One of the most significant reasons we would even want to spend a lot of time on the moon (besides the fact that it would be really fun to be able to jump super high) is that the small rock that orbits the earth is absolutely rich with minerals that can be used back here on earth. In general, nothing ever happens for free -- so if we're ever going to colonize the moon, there has to be some way for the people there to make money. The easiest way would be to mine out these minerals. Of course, more excavation needs to be performed to determine whether or not mining solutions would even be economically feasible.
The ultimate goal of this feat is not just so that we can get away from Earth. Ideally, the colonization of the moon would be a stepping stone to getting other worlds as well. According to NASA, it's obvious that we're going to have to practice on the moon before we can make it to Mars. There are many unique challenges that come along with living away from our ancestral home. Landing on the moon would give us solutions to some of those challenges when we try to move a little bit further away.

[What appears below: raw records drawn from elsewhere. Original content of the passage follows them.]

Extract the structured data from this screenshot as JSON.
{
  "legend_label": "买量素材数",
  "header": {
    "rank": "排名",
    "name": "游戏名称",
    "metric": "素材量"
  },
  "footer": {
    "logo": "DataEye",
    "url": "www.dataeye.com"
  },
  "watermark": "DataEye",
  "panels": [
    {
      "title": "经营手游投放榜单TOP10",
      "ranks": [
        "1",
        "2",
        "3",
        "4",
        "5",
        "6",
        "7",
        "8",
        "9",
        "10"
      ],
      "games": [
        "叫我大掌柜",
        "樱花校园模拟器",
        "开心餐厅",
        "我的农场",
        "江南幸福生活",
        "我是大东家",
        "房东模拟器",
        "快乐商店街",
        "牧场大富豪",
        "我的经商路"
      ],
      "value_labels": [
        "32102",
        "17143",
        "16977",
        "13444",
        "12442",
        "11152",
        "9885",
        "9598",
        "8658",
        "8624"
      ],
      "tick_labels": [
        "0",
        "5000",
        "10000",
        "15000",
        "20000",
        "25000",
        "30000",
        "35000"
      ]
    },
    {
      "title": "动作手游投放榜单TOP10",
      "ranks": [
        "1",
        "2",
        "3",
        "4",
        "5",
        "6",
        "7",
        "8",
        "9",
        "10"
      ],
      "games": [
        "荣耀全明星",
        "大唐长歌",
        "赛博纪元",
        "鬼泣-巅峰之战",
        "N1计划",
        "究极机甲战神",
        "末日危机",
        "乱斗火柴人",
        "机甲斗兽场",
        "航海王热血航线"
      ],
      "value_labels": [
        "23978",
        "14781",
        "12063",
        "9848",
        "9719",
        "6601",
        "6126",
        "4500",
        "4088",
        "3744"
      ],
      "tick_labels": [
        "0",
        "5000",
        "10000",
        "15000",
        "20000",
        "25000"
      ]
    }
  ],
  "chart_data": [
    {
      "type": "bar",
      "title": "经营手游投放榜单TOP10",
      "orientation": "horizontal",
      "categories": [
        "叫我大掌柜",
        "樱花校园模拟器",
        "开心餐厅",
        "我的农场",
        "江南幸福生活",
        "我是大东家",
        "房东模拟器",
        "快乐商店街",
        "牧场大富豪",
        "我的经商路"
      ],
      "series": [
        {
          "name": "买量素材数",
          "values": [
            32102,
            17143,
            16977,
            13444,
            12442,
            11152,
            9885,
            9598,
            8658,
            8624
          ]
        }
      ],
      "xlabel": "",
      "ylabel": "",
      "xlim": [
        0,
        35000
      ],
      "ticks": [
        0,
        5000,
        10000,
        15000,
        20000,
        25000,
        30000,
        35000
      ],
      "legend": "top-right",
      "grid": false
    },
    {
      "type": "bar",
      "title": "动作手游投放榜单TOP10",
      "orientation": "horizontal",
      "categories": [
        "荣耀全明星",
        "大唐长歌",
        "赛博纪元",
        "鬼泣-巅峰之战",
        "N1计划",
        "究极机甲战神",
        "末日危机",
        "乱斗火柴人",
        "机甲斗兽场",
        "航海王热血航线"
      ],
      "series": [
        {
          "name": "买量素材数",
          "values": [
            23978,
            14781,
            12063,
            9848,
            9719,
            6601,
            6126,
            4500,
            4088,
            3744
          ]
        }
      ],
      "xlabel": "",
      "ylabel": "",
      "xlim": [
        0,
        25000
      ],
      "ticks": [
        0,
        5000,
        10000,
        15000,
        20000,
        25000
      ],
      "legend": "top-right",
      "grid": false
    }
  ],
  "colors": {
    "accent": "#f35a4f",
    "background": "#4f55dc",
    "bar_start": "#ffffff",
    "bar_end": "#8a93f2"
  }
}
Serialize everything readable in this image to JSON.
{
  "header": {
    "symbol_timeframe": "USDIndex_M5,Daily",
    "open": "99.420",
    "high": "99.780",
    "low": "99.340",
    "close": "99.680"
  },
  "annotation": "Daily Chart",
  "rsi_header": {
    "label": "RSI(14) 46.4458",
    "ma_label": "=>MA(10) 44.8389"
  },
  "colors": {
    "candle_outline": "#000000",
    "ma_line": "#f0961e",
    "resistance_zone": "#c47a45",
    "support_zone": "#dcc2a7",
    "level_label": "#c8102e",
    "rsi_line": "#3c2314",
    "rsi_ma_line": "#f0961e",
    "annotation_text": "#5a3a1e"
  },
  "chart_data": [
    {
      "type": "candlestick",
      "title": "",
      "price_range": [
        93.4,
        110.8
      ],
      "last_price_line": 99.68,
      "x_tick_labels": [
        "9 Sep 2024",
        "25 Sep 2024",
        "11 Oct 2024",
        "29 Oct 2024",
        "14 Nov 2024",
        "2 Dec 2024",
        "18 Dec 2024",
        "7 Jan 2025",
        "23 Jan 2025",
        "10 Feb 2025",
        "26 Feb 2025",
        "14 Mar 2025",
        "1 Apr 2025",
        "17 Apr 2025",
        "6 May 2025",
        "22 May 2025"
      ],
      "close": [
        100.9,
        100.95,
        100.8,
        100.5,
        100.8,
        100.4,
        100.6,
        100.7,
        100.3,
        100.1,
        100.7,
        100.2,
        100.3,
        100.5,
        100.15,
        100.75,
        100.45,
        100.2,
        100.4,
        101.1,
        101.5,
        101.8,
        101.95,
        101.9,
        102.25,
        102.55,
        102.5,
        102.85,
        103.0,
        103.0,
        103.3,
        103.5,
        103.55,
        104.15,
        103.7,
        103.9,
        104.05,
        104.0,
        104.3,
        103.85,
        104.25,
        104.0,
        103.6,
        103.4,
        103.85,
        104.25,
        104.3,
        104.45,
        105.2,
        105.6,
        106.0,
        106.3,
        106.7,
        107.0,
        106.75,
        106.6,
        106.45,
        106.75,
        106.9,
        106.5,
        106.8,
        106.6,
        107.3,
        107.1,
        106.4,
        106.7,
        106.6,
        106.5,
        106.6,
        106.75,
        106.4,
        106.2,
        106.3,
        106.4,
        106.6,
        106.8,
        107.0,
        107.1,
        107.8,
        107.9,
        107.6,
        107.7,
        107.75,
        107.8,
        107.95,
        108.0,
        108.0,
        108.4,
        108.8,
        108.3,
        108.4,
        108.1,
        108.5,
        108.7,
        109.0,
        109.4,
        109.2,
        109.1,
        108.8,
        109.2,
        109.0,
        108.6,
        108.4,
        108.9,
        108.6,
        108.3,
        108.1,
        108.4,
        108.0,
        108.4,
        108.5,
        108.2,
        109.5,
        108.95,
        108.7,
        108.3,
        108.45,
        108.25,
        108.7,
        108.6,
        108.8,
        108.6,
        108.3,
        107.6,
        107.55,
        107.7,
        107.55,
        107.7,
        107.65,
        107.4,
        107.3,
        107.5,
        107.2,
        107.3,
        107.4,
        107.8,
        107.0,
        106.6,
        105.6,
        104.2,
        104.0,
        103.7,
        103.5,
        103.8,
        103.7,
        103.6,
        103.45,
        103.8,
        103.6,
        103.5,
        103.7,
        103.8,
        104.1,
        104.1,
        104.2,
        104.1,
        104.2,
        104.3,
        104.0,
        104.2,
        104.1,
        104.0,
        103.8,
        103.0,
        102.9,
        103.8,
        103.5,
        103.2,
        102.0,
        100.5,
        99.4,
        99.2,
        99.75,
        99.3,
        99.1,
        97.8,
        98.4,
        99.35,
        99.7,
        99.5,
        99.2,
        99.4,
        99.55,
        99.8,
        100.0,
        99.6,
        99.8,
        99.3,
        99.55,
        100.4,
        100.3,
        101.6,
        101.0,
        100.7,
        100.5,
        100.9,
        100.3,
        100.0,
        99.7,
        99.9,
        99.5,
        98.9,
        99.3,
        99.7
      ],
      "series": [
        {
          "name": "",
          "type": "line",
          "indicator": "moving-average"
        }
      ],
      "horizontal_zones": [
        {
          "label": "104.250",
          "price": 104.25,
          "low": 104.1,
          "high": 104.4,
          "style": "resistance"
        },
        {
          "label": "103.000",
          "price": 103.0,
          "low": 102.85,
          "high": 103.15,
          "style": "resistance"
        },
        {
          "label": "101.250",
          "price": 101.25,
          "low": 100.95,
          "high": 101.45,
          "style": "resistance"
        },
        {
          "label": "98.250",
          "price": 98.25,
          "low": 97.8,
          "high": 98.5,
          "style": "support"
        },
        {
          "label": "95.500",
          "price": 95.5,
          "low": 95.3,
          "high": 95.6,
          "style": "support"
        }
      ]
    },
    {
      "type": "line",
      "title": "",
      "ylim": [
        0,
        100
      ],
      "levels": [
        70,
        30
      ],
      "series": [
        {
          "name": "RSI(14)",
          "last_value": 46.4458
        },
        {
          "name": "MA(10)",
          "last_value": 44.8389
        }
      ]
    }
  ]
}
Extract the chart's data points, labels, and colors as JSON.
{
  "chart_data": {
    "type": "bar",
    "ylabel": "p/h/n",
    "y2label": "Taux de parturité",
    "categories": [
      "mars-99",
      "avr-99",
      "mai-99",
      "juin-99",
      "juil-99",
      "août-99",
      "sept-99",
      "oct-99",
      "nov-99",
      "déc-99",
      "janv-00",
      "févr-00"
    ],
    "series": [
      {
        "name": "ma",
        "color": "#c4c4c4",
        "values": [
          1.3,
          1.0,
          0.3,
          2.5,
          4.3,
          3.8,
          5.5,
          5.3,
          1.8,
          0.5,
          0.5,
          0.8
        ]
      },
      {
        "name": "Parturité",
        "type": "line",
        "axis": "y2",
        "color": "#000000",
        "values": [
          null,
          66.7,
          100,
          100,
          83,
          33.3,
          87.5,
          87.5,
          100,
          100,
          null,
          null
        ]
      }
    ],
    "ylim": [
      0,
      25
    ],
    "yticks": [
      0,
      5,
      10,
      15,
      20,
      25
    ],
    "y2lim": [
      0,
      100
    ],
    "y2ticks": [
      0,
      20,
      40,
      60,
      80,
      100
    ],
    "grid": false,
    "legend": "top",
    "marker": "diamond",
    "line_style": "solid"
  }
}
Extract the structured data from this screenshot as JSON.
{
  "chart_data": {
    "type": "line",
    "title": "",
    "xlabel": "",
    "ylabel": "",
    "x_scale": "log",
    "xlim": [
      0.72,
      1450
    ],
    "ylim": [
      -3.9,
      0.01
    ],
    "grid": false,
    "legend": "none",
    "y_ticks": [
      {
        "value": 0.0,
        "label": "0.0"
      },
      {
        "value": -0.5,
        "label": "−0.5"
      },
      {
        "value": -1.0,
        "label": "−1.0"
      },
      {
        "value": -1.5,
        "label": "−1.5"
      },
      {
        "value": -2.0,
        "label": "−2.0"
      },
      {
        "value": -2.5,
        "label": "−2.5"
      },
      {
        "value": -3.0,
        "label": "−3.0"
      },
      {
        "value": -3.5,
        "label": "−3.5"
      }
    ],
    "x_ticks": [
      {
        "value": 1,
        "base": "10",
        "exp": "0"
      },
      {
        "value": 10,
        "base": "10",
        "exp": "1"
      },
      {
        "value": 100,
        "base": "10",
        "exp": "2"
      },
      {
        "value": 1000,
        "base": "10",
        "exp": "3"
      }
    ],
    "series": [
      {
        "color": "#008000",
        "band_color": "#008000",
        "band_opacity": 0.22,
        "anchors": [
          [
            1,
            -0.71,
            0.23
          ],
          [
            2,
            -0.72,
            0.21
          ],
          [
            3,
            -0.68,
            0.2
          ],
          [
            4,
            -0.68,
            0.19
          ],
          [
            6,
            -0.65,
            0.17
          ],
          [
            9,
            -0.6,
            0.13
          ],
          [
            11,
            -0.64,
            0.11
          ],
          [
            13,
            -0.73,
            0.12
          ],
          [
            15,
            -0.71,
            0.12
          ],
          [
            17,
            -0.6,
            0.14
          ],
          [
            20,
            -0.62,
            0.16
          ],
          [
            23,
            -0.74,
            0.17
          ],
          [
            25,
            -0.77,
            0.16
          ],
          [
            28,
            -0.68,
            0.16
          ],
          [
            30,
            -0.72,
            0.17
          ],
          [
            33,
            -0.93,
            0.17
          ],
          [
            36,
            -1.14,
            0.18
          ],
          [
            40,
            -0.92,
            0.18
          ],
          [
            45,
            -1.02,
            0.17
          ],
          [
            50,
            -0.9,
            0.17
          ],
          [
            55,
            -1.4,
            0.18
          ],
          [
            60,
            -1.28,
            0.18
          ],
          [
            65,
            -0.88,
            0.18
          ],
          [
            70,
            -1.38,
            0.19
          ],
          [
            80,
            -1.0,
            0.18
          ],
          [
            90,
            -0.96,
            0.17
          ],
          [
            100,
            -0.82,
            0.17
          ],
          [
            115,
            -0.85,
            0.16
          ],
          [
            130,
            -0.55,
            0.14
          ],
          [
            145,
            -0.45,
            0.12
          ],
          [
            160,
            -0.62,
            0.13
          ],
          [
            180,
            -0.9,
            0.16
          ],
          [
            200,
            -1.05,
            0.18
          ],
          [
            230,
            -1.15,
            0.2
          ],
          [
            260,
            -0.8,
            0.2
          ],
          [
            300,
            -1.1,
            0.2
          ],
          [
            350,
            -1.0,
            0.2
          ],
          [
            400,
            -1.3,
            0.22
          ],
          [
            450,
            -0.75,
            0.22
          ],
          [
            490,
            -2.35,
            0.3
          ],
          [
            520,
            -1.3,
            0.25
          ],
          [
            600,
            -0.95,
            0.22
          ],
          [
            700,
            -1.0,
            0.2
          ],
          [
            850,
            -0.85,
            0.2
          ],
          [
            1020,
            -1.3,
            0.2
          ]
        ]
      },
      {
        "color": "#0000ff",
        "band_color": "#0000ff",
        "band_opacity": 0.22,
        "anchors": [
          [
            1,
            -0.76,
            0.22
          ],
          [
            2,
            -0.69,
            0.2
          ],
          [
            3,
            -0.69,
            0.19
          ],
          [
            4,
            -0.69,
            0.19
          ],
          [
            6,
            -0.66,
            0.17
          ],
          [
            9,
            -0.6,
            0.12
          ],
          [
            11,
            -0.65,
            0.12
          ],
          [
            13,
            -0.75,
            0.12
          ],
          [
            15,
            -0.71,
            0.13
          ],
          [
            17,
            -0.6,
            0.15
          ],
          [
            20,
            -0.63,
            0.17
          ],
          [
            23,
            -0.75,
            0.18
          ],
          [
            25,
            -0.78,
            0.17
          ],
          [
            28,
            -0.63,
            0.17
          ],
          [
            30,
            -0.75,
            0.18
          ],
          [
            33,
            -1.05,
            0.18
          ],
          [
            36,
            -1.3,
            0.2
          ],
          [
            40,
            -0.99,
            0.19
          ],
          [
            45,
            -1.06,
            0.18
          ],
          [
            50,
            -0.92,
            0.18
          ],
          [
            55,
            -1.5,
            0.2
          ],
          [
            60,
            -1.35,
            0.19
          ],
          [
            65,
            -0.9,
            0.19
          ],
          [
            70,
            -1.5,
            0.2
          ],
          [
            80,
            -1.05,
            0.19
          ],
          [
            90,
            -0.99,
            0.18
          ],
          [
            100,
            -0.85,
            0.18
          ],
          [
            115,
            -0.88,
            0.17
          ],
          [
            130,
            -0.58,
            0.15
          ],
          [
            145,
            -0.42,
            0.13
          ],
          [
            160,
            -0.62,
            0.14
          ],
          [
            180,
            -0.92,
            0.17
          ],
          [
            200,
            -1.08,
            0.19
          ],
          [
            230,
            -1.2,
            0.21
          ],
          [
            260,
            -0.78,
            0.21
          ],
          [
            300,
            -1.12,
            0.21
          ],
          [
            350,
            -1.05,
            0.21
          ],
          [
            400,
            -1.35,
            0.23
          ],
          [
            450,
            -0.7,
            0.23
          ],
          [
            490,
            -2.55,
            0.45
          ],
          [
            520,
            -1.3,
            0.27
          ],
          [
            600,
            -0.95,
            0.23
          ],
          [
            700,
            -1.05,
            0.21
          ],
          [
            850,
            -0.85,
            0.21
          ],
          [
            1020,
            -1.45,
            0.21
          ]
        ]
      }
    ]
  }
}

One thing that is of utmost importance in landing on the moon is remembering that the habitat that the satellites inhabitants will live in has to have a similar rating against radiation as the space station does. There is no protection from solar radiation out there; a colony is a much larger-scale endeavor than a space station, and that means a lot of steel will need to be sent up into space.
But once all of that is in place, scientists are pretty sure that building an inhabitable environment would be just as feasible as the ones that astronauts already survive in. The biggest difference between the habitat on the moon and the Internation Space Station would be the moon's limited gravity, which would actually make it feel a little bit more like home than the ISS. It would also make things like farms and storage much easier because the moon has a large, flat surface which things can be pinned down to. The space station is floating freely in space and any extra space or materials attached to it affect its orbit around the earth. Now, all we have to do is get those materials to the moon.
NASA has said that we could colonize the moon in 2022, for as little as $10 billion. That's crazy considering the price tag of the Apollo mission! New technology has driven down the cost substantially. If I had to guess, I would say that the ability to gather energy from the sun using solar panels probably reduces quite a massive burden from the space shuttle in terms of raw weight that it has to carry for fuel. A colonization mission will require a lot of machinery; cranes, cars, belts. A lot of robots using a lot of energy. And solar panels can make all of that much, much easier especially because there are never rainy days on the moon. It's the ideal candidate for large-scale construction projects using robots with solar panels on them.